I’m curious what API you used to create that host. In the foreman console at least, I was blocked from using those characters.

Here’s something to try in the foreman console (foreman-rake console):

Host.find(371).subscription_facet.destroy
Host.find(371).content_facet.destroy
Host.find(371).destroy

Hi @iballou,

not an API.
I created some Ansible templates with a variable called “joindomain” which add its corresponding domain to the hostname. The variable was not set correctly therefore ansible tried to

“ssh user@defr4app40.{{ joindomain }}”.

This is obviously not possible, but after loading facts through the playbook, the callback function send the hostname to foreman.

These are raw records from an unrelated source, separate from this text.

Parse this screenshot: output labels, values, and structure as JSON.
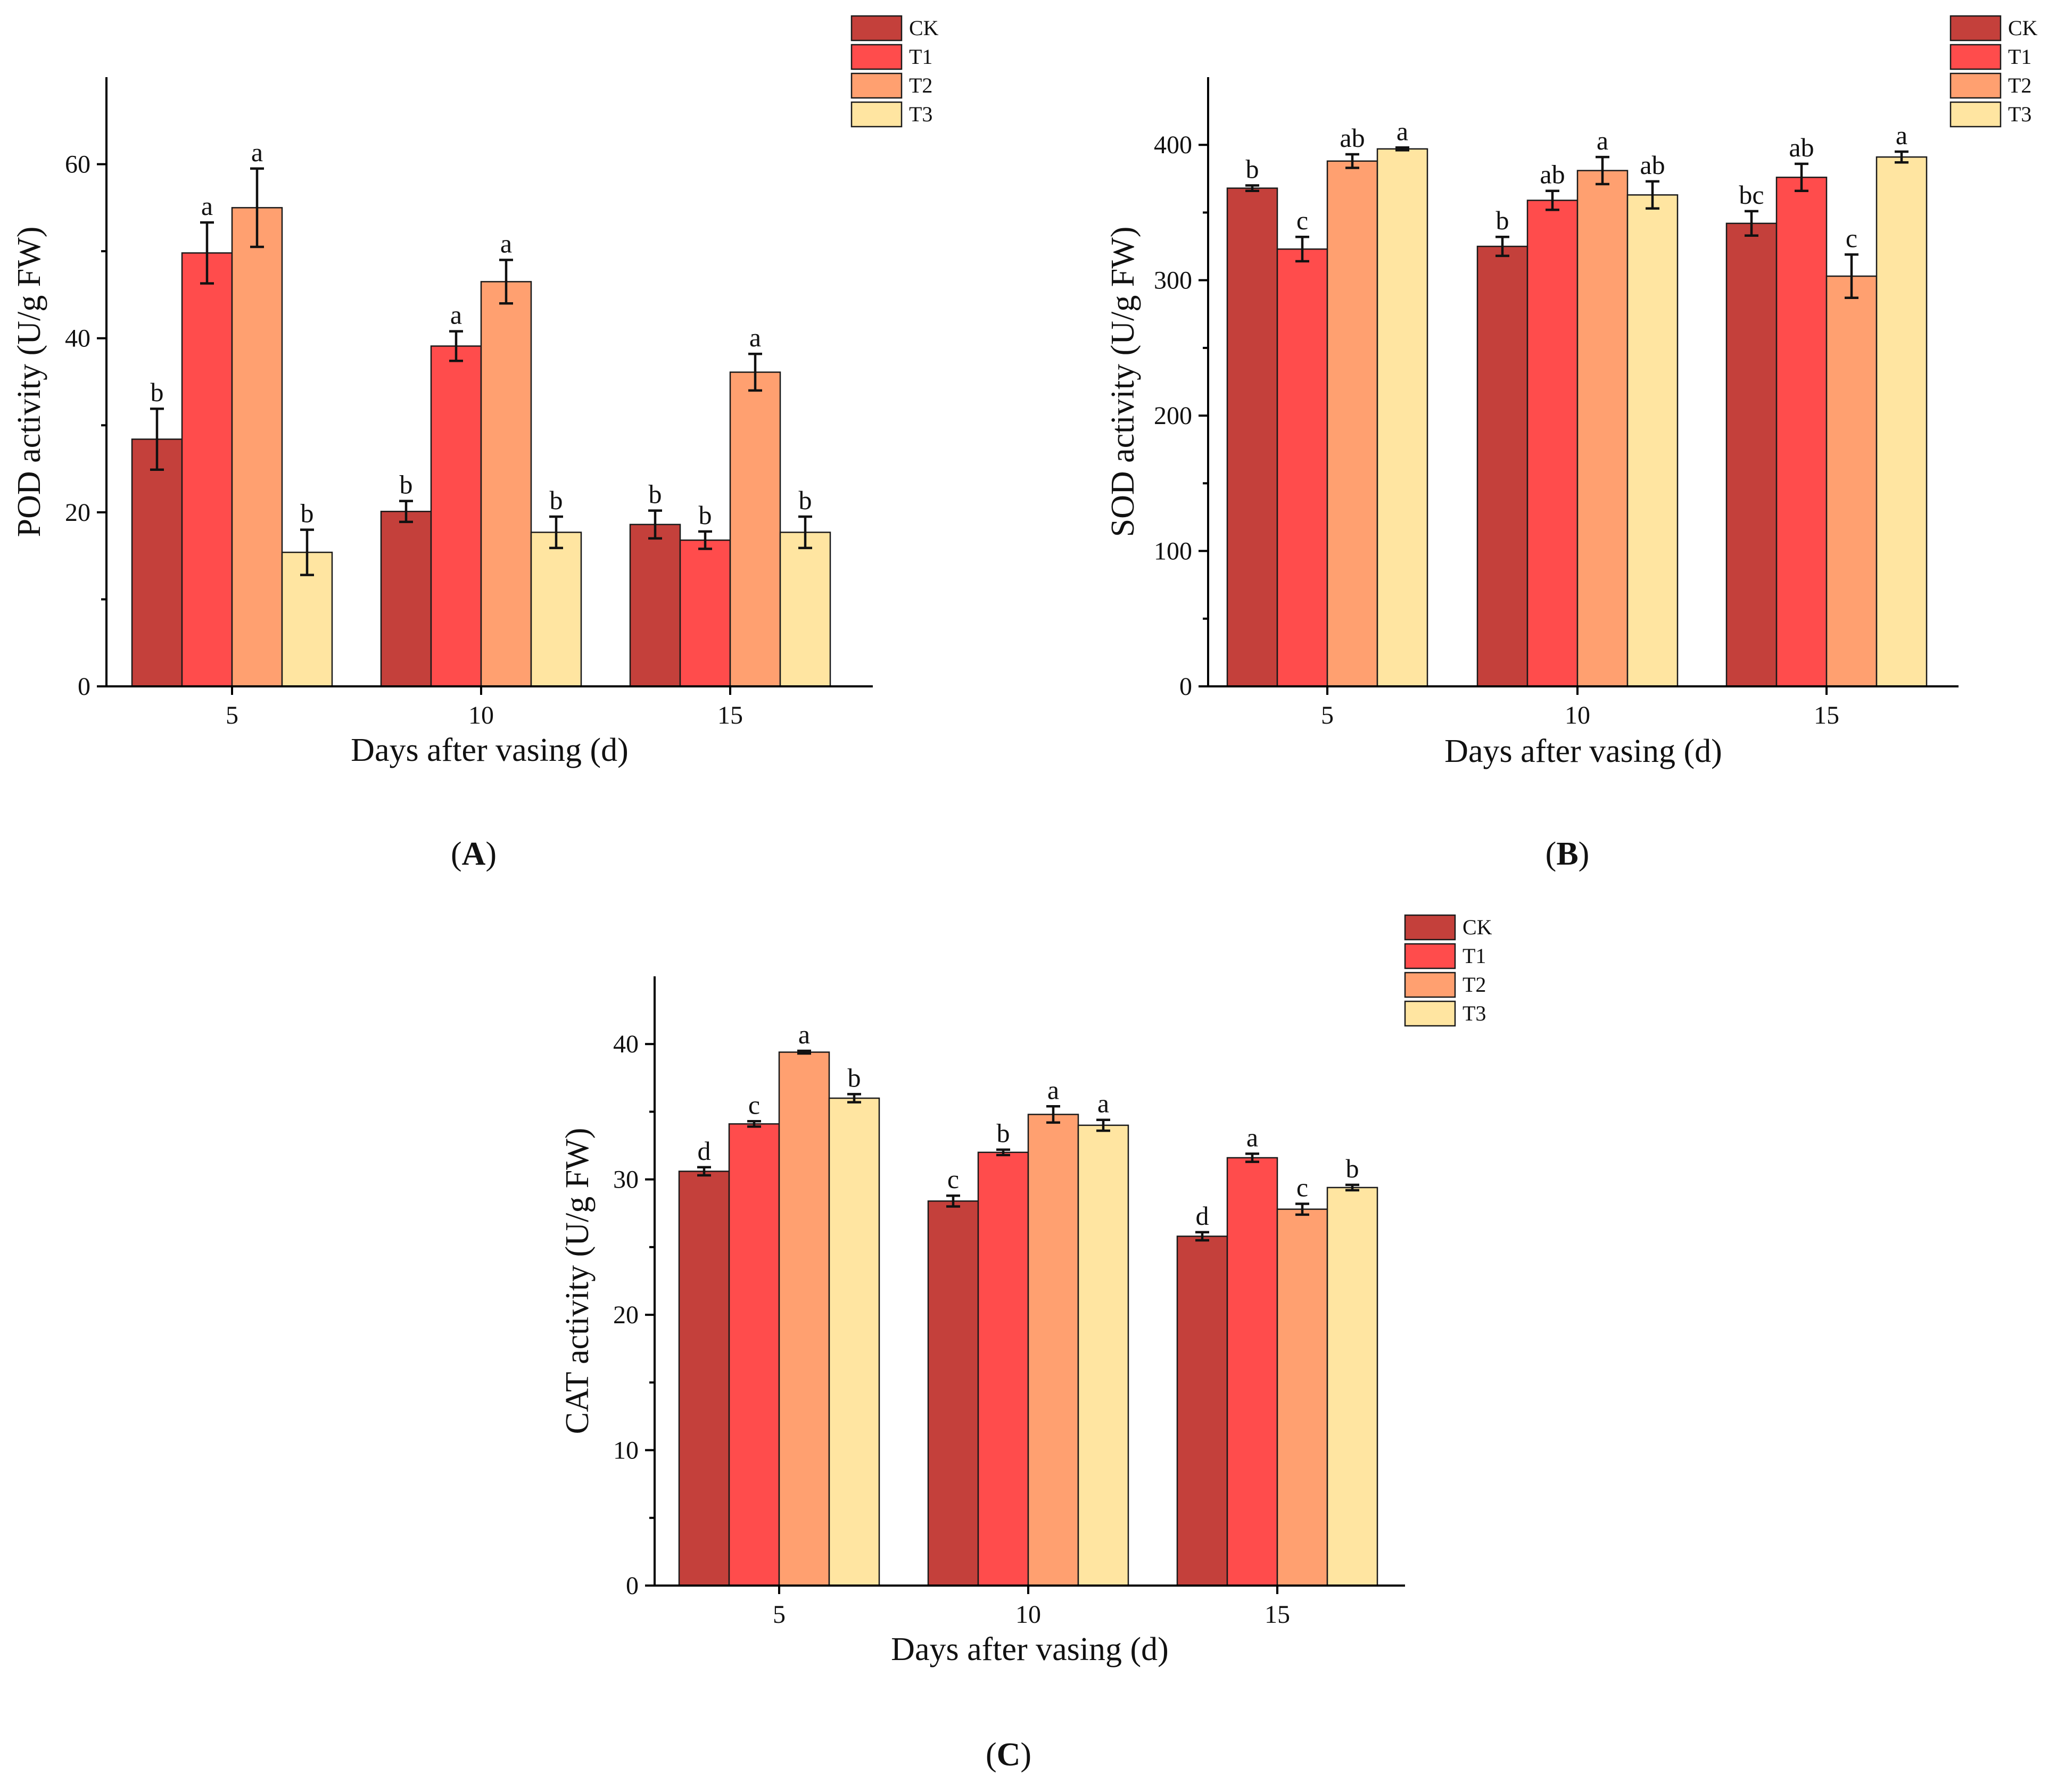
{
  "colors": {
    "CK": "#c4403b",
    "T1": "#ff4c4c",
    "T2": "#ffa070",
    "T3": "#ffe5a1"
  },
  "chart_data": [
    {
      "type": "bar",
      "panel_label": "(A)",
      "panel_letter": "A",
      "categories": [
        "5",
        "10",
        "15"
      ],
      "xlabel": "Days after vasing (d)",
      "ylabel": "POD activity (U/g FW)",
      "ylim": [
        0,
        70
      ],
      "yticks": [
        0,
        20,
        40,
        60
      ],
      "legend_position": "top-right",
      "series": [
        {
          "name": "CK",
          "color": "#c4403b",
          "values": [
            28.4,
            20.1,
            18.6
          ],
          "errors": [
            3.5,
            1.2,
            1.6
          ],
          "labels": [
            "b",
            "b",
            "b"
          ]
        },
        {
          "name": "T1",
          "color": "#ff4c4c",
          "values": [
            49.8,
            39.1,
            16.8
          ],
          "errors": [
            3.5,
            1.7,
            1.0
          ],
          "labels": [
            "a",
            "a",
            "b"
          ]
        },
        {
          "name": "T2",
          "color": "#ffa070",
          "values": [
            55.0,
            46.5,
            36.1
          ],
          "errors": [
            4.5,
            2.5,
            2.1
          ],
          "labels": [
            "a",
            "a",
            "a"
          ]
        },
        {
          "name": "T3",
          "color": "#ffe5a1",
          "values": [
            15.4,
            17.7,
            17.7
          ],
          "errors": [
            2.6,
            1.8,
            1.8
          ],
          "labels": [
            "b",
            "b",
            "b"
          ]
        }
      ]
    },
    {
      "type": "bar",
      "panel_label": "(B)",
      "panel_letter": "B",
      "categories": [
        "5",
        "10",
        "15"
      ],
      "xlabel": "Days after vasing (d)",
      "ylabel": "SOD activity (U/g FW)",
      "ylim": [
        0,
        450
      ],
      "yticks": [
        0,
        100,
        200,
        300,
        400
      ],
      "legend_position": "top-right",
      "series": [
        {
          "name": "CK",
          "color": "#c4403b",
          "values": [
            368,
            325,
            342
          ],
          "errors": [
            2,
            7,
            9
          ],
          "labels": [
            "b",
            "b",
            "bc"
          ]
        },
        {
          "name": "T1",
          "color": "#ff4c4c",
          "values": [
            323,
            359,
            376
          ],
          "errors": [
            9,
            7,
            10
          ],
          "labels": [
            "c",
            "ab",
            "ab"
          ]
        },
        {
          "name": "T2",
          "color": "#ffa070",
          "values": [
            388,
            381,
            303
          ],
          "errors": [
            5,
            10,
            16
          ],
          "labels": [
            "ab",
            "a",
            "c"
          ]
        },
        {
          "name": "T3",
          "color": "#ffe5a1",
          "values": [
            397,
            363,
            391
          ],
          "errors": [
            1,
            10,
            4
          ],
          "labels": [
            "a",
            "ab",
            "a"
          ]
        }
      ]
    },
    {
      "type": "bar",
      "panel_label": "(C)",
      "panel_letter": "C",
      "categories": [
        "5",
        "10",
        "15"
      ],
      "xlabel": "Days after vasing (d)",
      "ylabel": "CAT activity (U/g FW)",
      "ylim": [
        0,
        45
      ],
      "yticks": [
        0,
        10,
        20,
        30,
        40
      ],
      "legend_position": "top-right",
      "series": [
        {
          "name": "CK",
          "color": "#c4403b",
          "values": [
            30.6,
            28.4,
            25.8
          ],
          "errors": [
            0.3,
            0.4,
            0.3
          ],
          "labels": [
            "d",
            "c",
            "d"
          ]
        },
        {
          "name": "T1",
          "color": "#ff4c4c",
          "values": [
            34.1,
            32.0,
            31.6
          ],
          "errors": [
            0.2,
            0.2,
            0.3
          ],
          "labels": [
            "c",
            "b",
            "a"
          ]
        },
        {
          "name": "T2",
          "color": "#ffa070",
          "values": [
            39.4,
            34.8,
            27.8
          ],
          "errors": [
            0.1,
            0.6,
            0.4
          ],
          "labels": [
            "a",
            "a",
            "c"
          ]
        },
        {
          "name": "T3",
          "color": "#ffe5a1",
          "values": [
            36.0,
            34.0,
            29.4
          ],
          "errors": [
            0.3,
            0.4,
            0.2
          ],
          "labels": [
            "b",
            "a",
            "b"
          ]
        }
      ]
    }
  ]
}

I will try it later today.

Thanks

With

Host.find(371).destroy

it is the same error

 2021-04-22T10:38:13 [W|app|] Rolling back due to a problem: [#<Orchestration::Task:0x000000000a3b0ab0 @name="Remove SSH known hosts for defr4app40.{{ joindomain }}", @id="ssh_remove_known_hosts_host_defr4app40.{{ joindomain }}_3", @status="failed", @priority=200, @action=[#<Host::Managed id: 371, name: "defr4app40.{{ joindomain }}", last_compile: nil, last_report: [FILTERED], updated_at: "2021-03-25 22:03:07", created_at: "2021-03-25 22:03:07", root_pass: nil, architecture_id: nil, operatingsystem_id: nil, environment_id: nil, ptable_id: nil, medium_id: nil, build: false, comment: nil, disk: nil, installed_at: nil, model_id: nil, hostgroup_id: nil, owner_id: nil, owner_type: nil, enabled: true, puppet_ca_proxy_id: nil, managed: false, use_image: nil, image_file: nil, uuid: nil, compute_resource_id: nil, puppet_proxy_id: nil, certname: nil, image_id: nil, organization_id: nil, location_id: nil, type: "Host::Managed", otp: nil, realm_id: nil, compute_profile_id: nil, provision_method: nil, grub_pass: "", global_status: 2, lookup_value_matcher: [FILTERED], pxe_loader: nil, initiated_at: nil, build_errors: nil, openscap_proxy_id: nil>, :drop_from_known_hosts, 3], @created=1619080693.1048982, @timestamp=2021-04-22 08:38:13 UTC>]
2021-04-22T10:38:13 [W|app|] Failed to perform rollback on Remove SSH known hosts for defr4app40.{{ joindomain }} - Dont know how to rollback drop_from_known_hosts
2021-04-22T10:38:13 [I|app|] Backtrace for 'Failed to perform rollback on Remove SSH known hosts for defr4app40.{{ joindomain }} - Dont know how to rollback drop_from_known_hosts' error (RuntimeError): Dont know how to rollback drop_from_known_hosts


irb(main):001:0> Host.find(371).destroy
=> nil
irb(main):002:0> Host.find(371)
=> #<Host::Managed id: 371, name: "defr4app40.{{ joindomain }}", last_compile: nil, last_report: [FILTERED], updated_at: "2021-03-25 22:03:07", created_at: "2021-03-25 22:03:07", root_pass: nil, architecture_id: nil, operatingsystem_id: nil, environment_id: nil, ptable_id: nil, medium_id: nil, build: false, comment: nil, disk: nil, installed_at: nil, model_id: nil, hostgroup_id: nil, owner_id: nil, owner_type: nil, enabled: true, puppet_ca_proxy_id: nil, managed: false, use_image: nil, image_file: nil, uuid: nil, compute_resource_id: nil, puppet_proxy_id: nil, certname: nil, image_id: nil, organization_id: nil, location_id: nil, type: "Host::Managed", otp: nil, realm_id: nil, compute_profile_id: nil, provision_method: nil, grub_pass: "", global_status: 2, lookup_value_matcher: [FILTERED], pxe_loader: nil, initiated_at: nil, build_errors: nil, openscap_proxy_id: nil>

When you remove a host, foreman reaches out to all the smart proxies that could have been used for remote execution against the host and tries to remove the hosts public key from known hosts file. If the proxy cannot be reached (or fails hard otherwise), it fails and halt the entire removal. Are all your proxies up? Try checking their logs

@plbln after you’ve checked if @aruzicka 's post helped, are you able to share the relevant bits of your Ansible playbook(s)? I’d like to try to find out how that host got created in Foreman. The character checks should’ve blocked it.

Hi,

sorry for the late response, but i managed to delete the host.

@aruzicka
it was indeed a certificate issue in one smartproxy which was hard to discover, because the log output for some errors is currently not the best… maybe i should update to a newer version :slight_smile:

@iballou
the ansible playbook is long gone… i tried to figured it out, but had no luck
i remember having the issues in 2.2/3.17

Best

1 Like